I put a strikethrough on “other” because I define newsworthiness as content people need and/or want to know.
It’s a living
Nobody will confuse me with a qualified military strategist, but 17 years of my career in the graphic arts have been spent working for defense contractors. By assimilation alone, I absorbed a sense of how the military-industrial complex works. I was proud to work on the marketing and proposal teams, helping these companies—Bell Aerospace, Comptek Amherst Systems, and Northrop Grumman—secure contracts and keep us gainfully employed. The following words about this necessary evil were spoken by outgoing President Eisenhower in 1961.
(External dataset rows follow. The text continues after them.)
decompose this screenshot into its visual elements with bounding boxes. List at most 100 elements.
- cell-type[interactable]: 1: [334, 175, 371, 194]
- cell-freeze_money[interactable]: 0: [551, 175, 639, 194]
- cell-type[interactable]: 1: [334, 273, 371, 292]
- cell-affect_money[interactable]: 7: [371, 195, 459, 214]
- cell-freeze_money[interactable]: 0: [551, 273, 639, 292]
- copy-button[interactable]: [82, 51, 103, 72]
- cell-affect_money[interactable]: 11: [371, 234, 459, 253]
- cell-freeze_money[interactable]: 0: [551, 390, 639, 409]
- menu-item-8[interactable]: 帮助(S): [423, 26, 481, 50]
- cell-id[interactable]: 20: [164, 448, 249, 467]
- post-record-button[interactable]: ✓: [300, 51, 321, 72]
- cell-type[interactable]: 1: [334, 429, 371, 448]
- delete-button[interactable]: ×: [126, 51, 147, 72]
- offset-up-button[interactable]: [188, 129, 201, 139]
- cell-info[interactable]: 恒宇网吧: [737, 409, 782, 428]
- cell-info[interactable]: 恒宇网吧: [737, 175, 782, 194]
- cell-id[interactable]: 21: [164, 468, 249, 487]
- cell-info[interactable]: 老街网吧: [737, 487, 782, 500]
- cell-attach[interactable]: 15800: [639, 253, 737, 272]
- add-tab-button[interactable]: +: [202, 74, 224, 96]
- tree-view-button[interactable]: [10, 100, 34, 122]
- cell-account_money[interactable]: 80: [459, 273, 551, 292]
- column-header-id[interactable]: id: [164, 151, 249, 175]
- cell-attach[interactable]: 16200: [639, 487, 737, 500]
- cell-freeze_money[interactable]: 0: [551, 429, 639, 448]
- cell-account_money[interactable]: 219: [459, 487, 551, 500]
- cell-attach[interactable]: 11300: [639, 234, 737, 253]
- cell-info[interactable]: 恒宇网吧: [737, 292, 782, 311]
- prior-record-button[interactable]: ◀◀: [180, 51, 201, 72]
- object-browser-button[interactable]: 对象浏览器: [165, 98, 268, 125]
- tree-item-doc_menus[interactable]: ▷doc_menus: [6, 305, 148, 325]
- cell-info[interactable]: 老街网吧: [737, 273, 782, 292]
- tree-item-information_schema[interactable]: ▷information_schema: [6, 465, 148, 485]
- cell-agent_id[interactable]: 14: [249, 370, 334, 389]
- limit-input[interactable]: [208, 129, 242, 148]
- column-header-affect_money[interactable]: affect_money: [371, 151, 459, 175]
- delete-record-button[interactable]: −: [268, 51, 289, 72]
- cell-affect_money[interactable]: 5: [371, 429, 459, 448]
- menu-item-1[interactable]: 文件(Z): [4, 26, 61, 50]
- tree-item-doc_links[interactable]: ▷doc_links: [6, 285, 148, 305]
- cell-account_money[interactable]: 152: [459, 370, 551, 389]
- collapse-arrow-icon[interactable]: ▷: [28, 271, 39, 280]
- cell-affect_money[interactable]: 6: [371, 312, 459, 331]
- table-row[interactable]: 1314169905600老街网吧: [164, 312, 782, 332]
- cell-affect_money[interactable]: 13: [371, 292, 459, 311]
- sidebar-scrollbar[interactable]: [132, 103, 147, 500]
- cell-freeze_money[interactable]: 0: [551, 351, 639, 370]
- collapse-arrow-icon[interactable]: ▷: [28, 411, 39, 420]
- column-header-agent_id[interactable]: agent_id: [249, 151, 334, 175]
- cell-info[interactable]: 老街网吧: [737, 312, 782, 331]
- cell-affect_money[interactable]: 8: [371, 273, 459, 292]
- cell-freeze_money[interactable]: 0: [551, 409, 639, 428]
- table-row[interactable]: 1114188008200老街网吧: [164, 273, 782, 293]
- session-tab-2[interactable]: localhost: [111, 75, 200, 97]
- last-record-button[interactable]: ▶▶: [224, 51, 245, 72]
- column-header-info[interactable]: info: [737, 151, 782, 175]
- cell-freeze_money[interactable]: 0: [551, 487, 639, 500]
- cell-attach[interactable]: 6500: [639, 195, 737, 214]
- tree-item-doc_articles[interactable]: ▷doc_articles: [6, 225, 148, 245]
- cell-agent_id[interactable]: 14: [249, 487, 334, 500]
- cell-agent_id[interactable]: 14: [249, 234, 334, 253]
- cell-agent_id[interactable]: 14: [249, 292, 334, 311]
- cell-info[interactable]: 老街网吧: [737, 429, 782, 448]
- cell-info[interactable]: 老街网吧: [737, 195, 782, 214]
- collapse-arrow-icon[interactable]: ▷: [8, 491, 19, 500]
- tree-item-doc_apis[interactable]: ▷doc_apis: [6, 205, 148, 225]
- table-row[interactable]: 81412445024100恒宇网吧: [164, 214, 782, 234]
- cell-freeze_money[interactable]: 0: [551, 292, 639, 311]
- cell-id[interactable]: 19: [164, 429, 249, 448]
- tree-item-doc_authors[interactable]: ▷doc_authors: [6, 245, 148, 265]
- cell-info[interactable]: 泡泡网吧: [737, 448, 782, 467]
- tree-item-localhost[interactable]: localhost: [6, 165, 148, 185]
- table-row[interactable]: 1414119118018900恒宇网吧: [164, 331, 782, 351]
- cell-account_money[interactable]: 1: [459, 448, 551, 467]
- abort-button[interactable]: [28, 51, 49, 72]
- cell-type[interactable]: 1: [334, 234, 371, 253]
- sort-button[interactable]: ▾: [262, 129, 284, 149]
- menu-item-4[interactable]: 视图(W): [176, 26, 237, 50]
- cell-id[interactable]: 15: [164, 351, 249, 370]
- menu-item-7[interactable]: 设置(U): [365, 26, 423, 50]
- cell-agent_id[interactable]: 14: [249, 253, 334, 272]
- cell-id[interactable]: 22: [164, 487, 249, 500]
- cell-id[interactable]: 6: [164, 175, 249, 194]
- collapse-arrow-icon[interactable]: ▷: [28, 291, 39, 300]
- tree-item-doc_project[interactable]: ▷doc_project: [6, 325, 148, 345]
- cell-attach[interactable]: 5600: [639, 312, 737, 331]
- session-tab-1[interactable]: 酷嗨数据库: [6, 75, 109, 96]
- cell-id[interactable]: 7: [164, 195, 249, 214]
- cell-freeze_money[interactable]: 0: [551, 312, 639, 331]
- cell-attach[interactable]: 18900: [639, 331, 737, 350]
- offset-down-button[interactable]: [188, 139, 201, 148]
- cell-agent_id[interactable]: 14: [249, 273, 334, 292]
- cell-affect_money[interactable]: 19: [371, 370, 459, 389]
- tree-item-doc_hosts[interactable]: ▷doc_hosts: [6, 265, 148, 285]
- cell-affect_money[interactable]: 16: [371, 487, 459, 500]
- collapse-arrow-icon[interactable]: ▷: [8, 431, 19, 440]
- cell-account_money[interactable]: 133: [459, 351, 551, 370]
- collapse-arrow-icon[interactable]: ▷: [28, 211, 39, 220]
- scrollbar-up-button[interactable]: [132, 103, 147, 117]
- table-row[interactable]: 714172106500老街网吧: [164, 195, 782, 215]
A vital element in keeping the peace is our military establishment. Our arms must be mighty, ready for instant action, so that no potential aggressor may be tempted to risk his own destruction. . . . American makers of plowshares could, with time and as required, make swords as well. But now we can no longer risk emergency improvisation of national defense; we have been compelled to create a permanent armaments industry of vast proportions. . . . This conjunction of an immense military establishment and a large arms industry is new in the American experience. . . .Yet we must not fail to comprehend its grave implications. . . . In the councils of government, we must guard against the acquisition of unwarranted influence, whether sought or unsought, by the military-industrial complex. The potential for the disastrous rise of misplaced power exists and will persist.
Source: Eisenhower farewell address
Fugly frigates
As soon as Trump rolled out his proposal for a naval “Golden Fleet,” I knew what would follow. From Trump’s December 22 press conference at Mar-a-Lago, there’s this:
The US Navy will lead the design of these ships along with me, because I'm a very aesthetic person, …
and this:
I hope you're going to enjoy the battleships. They're going to be beautiful.
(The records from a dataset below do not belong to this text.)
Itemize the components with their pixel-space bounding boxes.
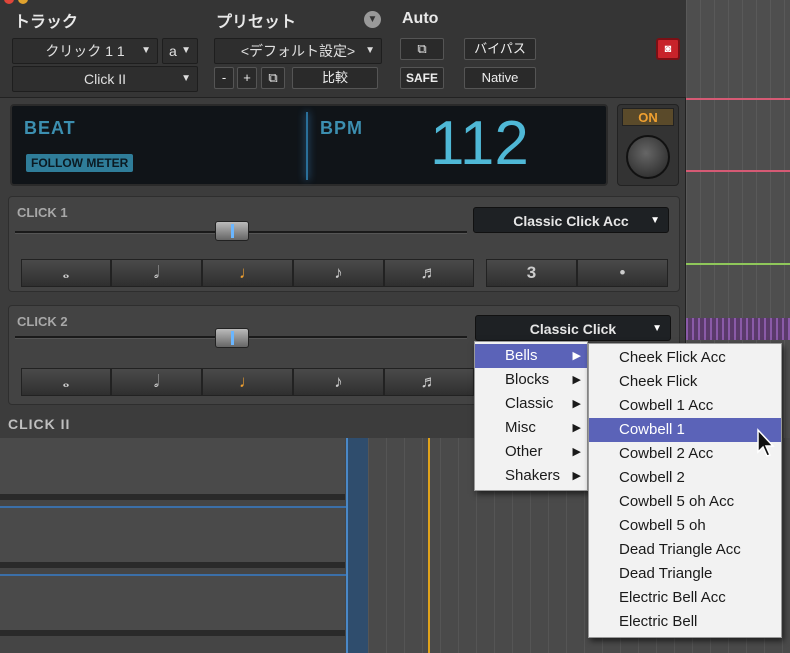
on-panel: ON xyxy=(617,104,679,186)
display-divider xyxy=(306,112,308,180)
chevron-down-icon: ▼ xyxy=(181,73,191,84)
mouse-cursor-icon xyxy=(757,428,775,457)
half-note-button[interactable]: 𝅗𝅥 xyxy=(111,368,202,396)
native-button[interactable]: Native xyxy=(464,67,536,89)
whole-note-button[interactable]: 𝅝 xyxy=(21,259,111,287)
menu-category-bells[interactable]: Bells ▶ xyxy=(475,344,587,368)
sixteenth-note-button[interactable]: ♬ xyxy=(384,368,474,396)
half-note-button[interactable]: 𝅗𝅥 xyxy=(111,259,202,287)
track-name-dropdown[interactable]: クリック 1 1 ▼ xyxy=(12,38,158,64)
dot-button[interactable]: • xyxy=(577,259,668,287)
track-line xyxy=(686,170,790,172)
menu-item-sound[interactable]: Electric Bell xyxy=(589,610,781,634)
submenu-arrow-icon: ▶ xyxy=(572,398,581,410)
lane-divider xyxy=(0,574,348,576)
click2-label: CLICK 2 xyxy=(17,314,68,329)
track-header: トラック xyxy=(14,14,79,31)
paste-settings-icon[interactable]: ⧉ xyxy=(400,38,444,60)
category-menu: Bells ▶ Blocks ▶ Classic ▶ Misc ▶ Other ▶ Sha… xyxy=(474,341,588,491)
menu-category-misc[interactable]: Misc ▶ xyxy=(475,416,587,440)
playhead[interactable] xyxy=(428,438,430,653)
track-lane[interactable] xyxy=(0,506,345,568)
safe-button[interactable]: SAFE xyxy=(400,67,444,89)
chevron-down-icon: ▼ xyxy=(141,45,151,56)
follow-meter-button[interactable]: FOLLOW METER xyxy=(26,154,134,172)
selection-region xyxy=(346,438,368,653)
preset-next-button[interactable]: + xyxy=(237,67,257,89)
menu-item-sound[interactable]: Cheek Flick xyxy=(589,370,781,394)
menu-category-other[interactable]: Other ▶ xyxy=(475,440,587,464)
eighth-note-button[interactable]: ♪ xyxy=(293,259,384,287)
menu-category-classic[interactable]: Classic ▶ xyxy=(475,392,587,416)
power-icon[interactable]: ◙ xyxy=(656,38,680,60)
menu-item-sound[interactable]: Cowbell 5 oh Acc xyxy=(589,490,781,514)
plugin-selector[interactable]: Click II ▼ xyxy=(12,66,198,92)
menu-item-sound[interactable]: Cowbell 1 Acc xyxy=(589,394,781,418)
track-line xyxy=(686,98,790,100)
menu-category-blocks[interactable]: Blocks ▶ xyxy=(475,368,587,392)
bpm-display: BEAT FOLLOW METER BPM 112 xyxy=(10,104,608,186)
beat-label: BEAT xyxy=(24,118,76,138)
click2-level-slider[interactable] xyxy=(215,328,250,348)
lane-divider xyxy=(0,506,348,508)
preset-dropdown[interactable]: <デフォルト設定> ▼ xyxy=(214,38,382,64)
chevron-down-icon: ▼ xyxy=(365,45,375,56)
chevron-down-icon: ▼ xyxy=(652,323,662,334)
click1-level-slider[interactable] xyxy=(215,221,250,241)
submenu-arrow-icon: ▶ xyxy=(572,470,581,482)
menu-item-sound[interactable]: Cowbell 2 xyxy=(589,466,781,490)
on-toggle-button[interactable] xyxy=(626,135,670,179)
menu-item-sound[interactable]: Cowbell 5 oh xyxy=(589,514,781,538)
whole-note-button[interactable]: 𝅝 xyxy=(21,368,111,396)
preset-menu-icon[interactable]: ▼ xyxy=(364,11,381,28)
click1-label: CLICK 1 xyxy=(17,205,68,220)
channel-dropdown[interactable]: a ▼ xyxy=(162,38,198,64)
click1-count-button[interactable]: 3 xyxy=(486,259,577,287)
submenu-arrow-icon: ▶ xyxy=(572,446,581,458)
quarter-note-button[interactable]: ♩ xyxy=(202,259,293,287)
click1-sound-dropdown[interactable]: Classic Click Acc ▼ xyxy=(473,207,669,233)
submenu-arrow-icon: ▶ xyxy=(572,374,581,386)
track-lane[interactable] xyxy=(0,574,345,636)
menu-item-sound[interactable]: Cowbell 2 Acc xyxy=(589,442,781,466)
plugin-name-footer: CLICK II xyxy=(8,416,71,432)
menu-item-sound[interactable]: Dead Triangle Acc xyxy=(589,538,781,562)
auto-header: Auto xyxy=(402,10,439,27)
submenu-arrow-icon: ▶ xyxy=(572,422,581,434)
sixteenth-note-button[interactable]: ♬ xyxy=(384,259,474,287)
quarter-note-button[interactable]: ♩ xyxy=(202,368,293,396)
track-line xyxy=(686,263,790,265)
menu-category-shakers[interactable]: Shakers ▶ xyxy=(475,464,587,488)
preset-header: プリセット xyxy=(216,14,297,31)
menu-item-sound[interactable]: Cheek Flick Acc xyxy=(589,346,781,370)
compare-button[interactable]: 比較 xyxy=(292,67,378,89)
menu-item-sound[interactable]: Electric Bell Acc xyxy=(589,586,781,610)
chevron-down-icon: ▼ xyxy=(650,215,660,226)
copy-settings-icon[interactable]: ⧉ xyxy=(261,67,285,89)
bpm-value[interactable]: 112 xyxy=(430,108,529,180)
sound-submenu: Cheek Flick Acc Cheek Flick Cowbell 1 Ac… xyxy=(588,343,782,638)
submenu-arrow-icon: ▶ xyxy=(572,350,581,362)
bypass-button[interactable]: バイパス xyxy=(464,38,536,60)
chevron-down-icon: ▼ xyxy=(181,45,191,56)
midi-region xyxy=(686,318,790,340)
eighth-note-button[interactable]: ♪ xyxy=(293,368,384,396)
menu-item-sound-selected[interactable]: Cowbell 1 xyxy=(589,418,781,442)
menu-item-sound[interactable]: Dead Triangle xyxy=(589,562,781,586)
bpm-label: BPM xyxy=(320,118,363,138)
click2-sound-dropdown[interactable]: Classic Click ▼ xyxy=(475,315,671,341)
track-lane[interactable] xyxy=(0,438,345,500)
on-label: ON xyxy=(622,108,674,126)
preset-prev-button[interactable]: - xyxy=(214,67,234,89)
click1-section: CLICK 1 Classic Click Acc ▼ 𝅝 𝅗𝅥 ♩ ♪ ♬ 3 … xyxy=(8,196,680,292)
and this from 2020 at Fincantieri Marinette Marine in Marinette, Wisconsin:
The ships that they were building, they looked terrible. I changed designs. I looked at it. I said, “That’s a terrible-looking ship. Let’s make it beautiful. It’ll cost you the same, and maybe less.” You know, sometimes, you can make it look great for less money. I said, “This is not a good-looking ship. Let’s change the design of it.”
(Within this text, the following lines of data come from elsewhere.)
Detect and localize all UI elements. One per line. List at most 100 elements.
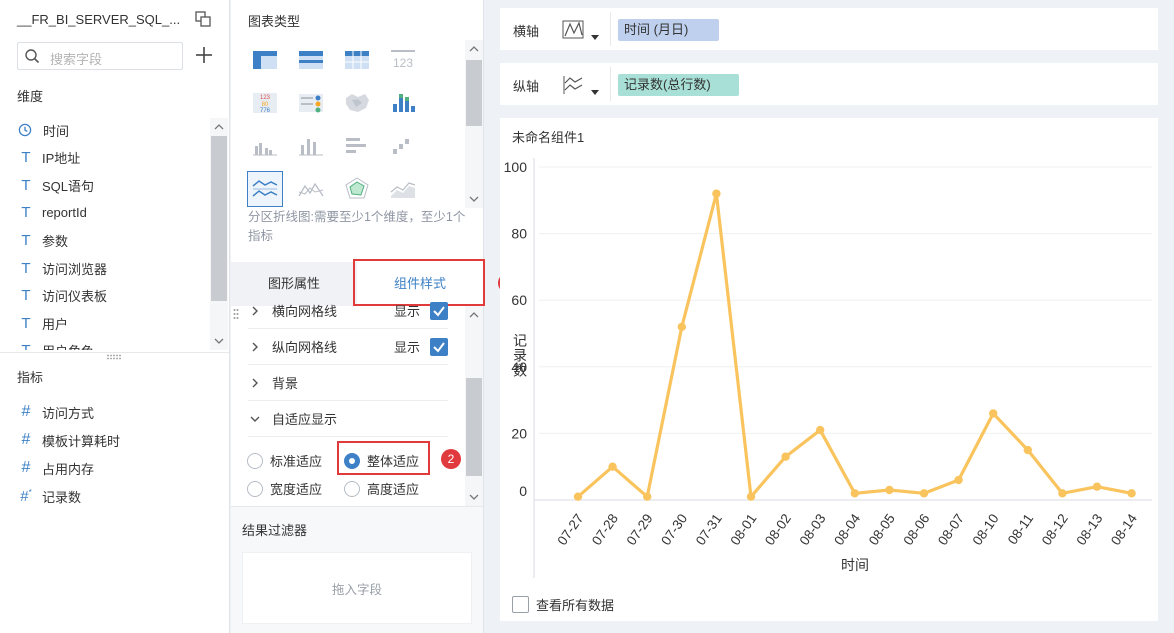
- chart-type-partition-line[interactable]: [247, 171, 283, 207]
- text-field-icon: T: [21, 314, 31, 332]
- style-scrollbar[interactable]: [465, 306, 483, 506]
- measure-field[interactable]: #* 记录数: [17, 485, 81, 507]
- measure-field[interactable]: # 占用内存: [17, 457, 94, 479]
- fit-option[interactable]: 高度适应: [344, 479, 419, 498]
- data-point: [850, 489, 859, 498]
- fit-option-label: 宽度适应: [270, 482, 323, 497]
- chevron-right-icon[interactable]: [248, 304, 262, 318]
- scroll-down-icon[interactable]: [467, 192, 481, 206]
- scroll-up-icon[interactable]: [467, 42, 481, 56]
- dimension-field[interactable]: T 用户: [17, 312, 68, 334]
- radio-button[interactable]: [247, 480, 263, 497]
- y-axis-title: 记录数: [512, 333, 528, 378]
- field-label: 模板计算耗时: [42, 433, 121, 449]
- scrollbar-thumb[interactable]: [211, 136, 227, 301]
- chart-type-table[interactable]: [247, 42, 283, 78]
- see-all-data-checkbox[interactable]: 查看所有数据: [512, 595, 614, 614]
- result-filter-title: 结果过滤器: [242, 523, 308, 538]
- chevron-down-icon[interactable]: [248, 412, 262, 426]
- fit-option[interactable]: 标准适应: [247, 451, 322, 470]
- dimension-field[interactable]: T IP地址: [17, 147, 80, 169]
- measure-field[interactable]: # 访问方式: [17, 401, 94, 423]
- dimension-field[interactable]: T 参数: [17, 229, 68, 251]
- style-property-row[interactable]: 背景: [248, 365, 448, 401]
- checkbox-checked-icon[interactable]: [430, 337, 448, 356]
- highlight-box-overall-fit: [337, 441, 430, 475]
- axis-sort-icon[interactable]: [562, 19, 602, 41]
- scrollbar-thumb[interactable]: [466, 378, 482, 476]
- chart-type-stacked-column[interactable]: [385, 85, 421, 121]
- chart-type-column[interactable]: [293, 128, 329, 164]
- data-point: [1058, 489, 1067, 498]
- scroll-up-icon[interactable]: [212, 120, 226, 134]
- chart-type-grouped-bar[interactable]: [247, 128, 283, 164]
- y-tick-label: 20: [511, 425, 527, 441]
- chart-component[interactable]: 0 20 40 60 80 100 记录数 07-27 07-28 07-29 07-30 07-31…: [500, 118, 1158, 621]
- axis-sort-icon[interactable]: [562, 74, 602, 96]
- y-axis-field-pill[interactable]: 记录数(总行数): [618, 74, 739, 96]
- style-property-row[interactable]: 横向网格线 显示: [248, 293, 448, 329]
- measure-field[interactable]: # 模板计算耗时: [17, 429, 120, 451]
- checkbox-box[interactable]: [512, 596, 529, 613]
- dimension-field[interactable]: 时间: [17, 119, 69, 141]
- scroll-up-icon[interactable]: [467, 308, 481, 322]
- field-label: 用户角色: [42, 341, 94, 350]
- chart-type-map[interactable]: [339, 85, 375, 121]
- checkbox-checked-icon[interactable]: [430, 301, 448, 320]
- dimension-field[interactable]: T SQL语句: [17, 174, 94, 196]
- annotation-badge-2: 2: [441, 449, 461, 469]
- map-icon: [346, 94, 369, 112]
- component-title[interactable]: 未命名组件1: [512, 127, 584, 146]
- x-tick-label: 08-04: [831, 511, 863, 548]
- count-field-icon: #*: [20, 487, 32, 505]
- chart-type-group-table[interactable]: [293, 42, 329, 78]
- radio-button[interactable]: [344, 480, 360, 497]
- filter-drop-zone[interactable]: 拖入字段: [242, 552, 472, 624]
- data-point: [816, 425, 825, 435]
- dimension-scrollbar[interactable]: [210, 118, 228, 350]
- dot-table-icon: [299, 94, 323, 113]
- chart-type-cross-table[interactable]: [339, 42, 375, 78]
- chart-type-kpi-number[interactable]: 123: [385, 42, 421, 78]
- chevron-right-icon[interactable]: [248, 376, 262, 390]
- chart-type-radar[interactable]: [339, 171, 375, 207]
- resize-handle-icon[interactable]: [107, 354, 121, 360]
- chart-type-line[interactable]: [293, 171, 329, 207]
- data-point: [712, 189, 721, 198]
- partition-line-icon: [252, 180, 278, 197]
- x-axis-field-pill[interactable]: 时间 (月日): [618, 19, 719, 41]
- dimension-field[interactable]: T 访问浏览器: [17, 257, 107, 279]
- chart-type-area-line[interactable]: [385, 171, 421, 207]
- chart-type-scrollbar[interactable]: [465, 40, 483, 208]
- chart-type-bar-horizontal[interactable]: [339, 128, 375, 164]
- scroll-down-icon[interactable]: [467, 490, 481, 504]
- style-property-row[interactable]: 自适应显示: [248, 401, 448, 437]
- field-panel: __FR_BI_SERVER_SQL_... 搜索字段 维度 时间 T IP地址 T S…: [0, 0, 230, 633]
- chart-type-dot-table[interactable]: [293, 85, 329, 121]
- drag-handle-icon[interactable]: [233, 308, 239, 322]
- fit-option-label: 标准适应: [270, 454, 323, 469]
- number-field-icon: #: [21, 403, 31, 420]
- radio-button[interactable]: [247, 452, 263, 469]
- style-property-row[interactable]: 纵向网格线 显示: [248, 329, 448, 365]
- scroll-down-icon[interactable]: [212, 334, 226, 348]
- fit-option[interactable]: 宽度适应: [247, 479, 322, 498]
- dimension-field[interactable]: T 用户角色: [17, 340, 94, 350]
- data-point: [573, 492, 583, 501]
- text-field-icon: T: [21, 231, 31, 249]
- line-icon: [298, 182, 324, 197]
- text-field-icon: T: [21, 176, 31, 194]
- field-label: 访问浏览器: [42, 261, 108, 277]
- dimension-field[interactable]: TreportId: [17, 202, 86, 224]
- data-point: [1023, 445, 1032, 455]
- text-field-icon: T: [17, 342, 35, 350]
- x-tick-label: 08-10: [970, 511, 1002, 548]
- drop-zone-placeholder: 拖入字段: [331, 582, 382, 597]
- chart-type-waterfall[interactable]: [385, 128, 421, 164]
- dimension-field[interactable]: T 访问仪表板: [17, 285, 107, 307]
- scrollbar-thumb[interactable]: [466, 60, 482, 126]
- chart-type-color-table[interactable]: 123 80 776: [247, 85, 283, 121]
- y-axis-label: 纵轴: [513, 79, 540, 94]
- chevron-right-icon[interactable]: [248, 340, 262, 354]
- x-axis-bar: 横轴 时间 (月日): [500, 8, 1158, 50]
Contrast those quotes with those of Mark T. Esper, who served as the 27th United States Secretary of Defense from 2019 to 2020. A member of the Republican Party, he had previously served as the 23rd U.S. Secretary of the Army from November 2017 to July 2019:
Mark Esper said Trump griped on “multiple occasions” about how the US Navy ships looked.
Esper said Trump called the US fleet “ugly,” and compared its vessels to Russian and Italian ships.
Esper said he told Trump that US ships are “built to fight and win, not win beauty contests.”
SOURCE: businessinsider.com
You know where I’m going with this. Trump has merged his beauty-contest fixation with military hardware, which, by necessity, is a leading example of the maxim “form follows function.”
Ooh-ooh! I’ve got an idea!
Upon viewing a short segment of Trump’s Golden Fleet announcement, I knew immediately what my cartoon take would be. However, I was sure that many other cartoonists would pounce on the idea before I had a chance to carry out the task. To my surprise, I found nothing online that parodied the famous Battleship game.
My inner Trump jumped on the “big is better” idea, so I focused on an oversized game piece, the biggest battleship ever seen in the history of tabletop games. It’s so huuuuge that I forgot to put pegs in the ship’s holes to illustrate where Xi had already made hits. Cartoonists take a lot of liberties with visual accuracy, whether intentional or not, and this was one of them.
Nevertheless, sunk without a shot
Multiple reliable sources have stated that Trump’s proposal will never be realized.
You can take this one to the bank. The Navy will spend tens of billions of dollars over the course of the next decade on the Trump-class program. At best, the Navy will receive three troublesome ships that will cost more than $10 billion each before then entire scheme is abandoned.
SOURCE: Reliable Statecraft
So, in a sense, without firing a shot, Xi is correct. Trump’s battleship is sunk.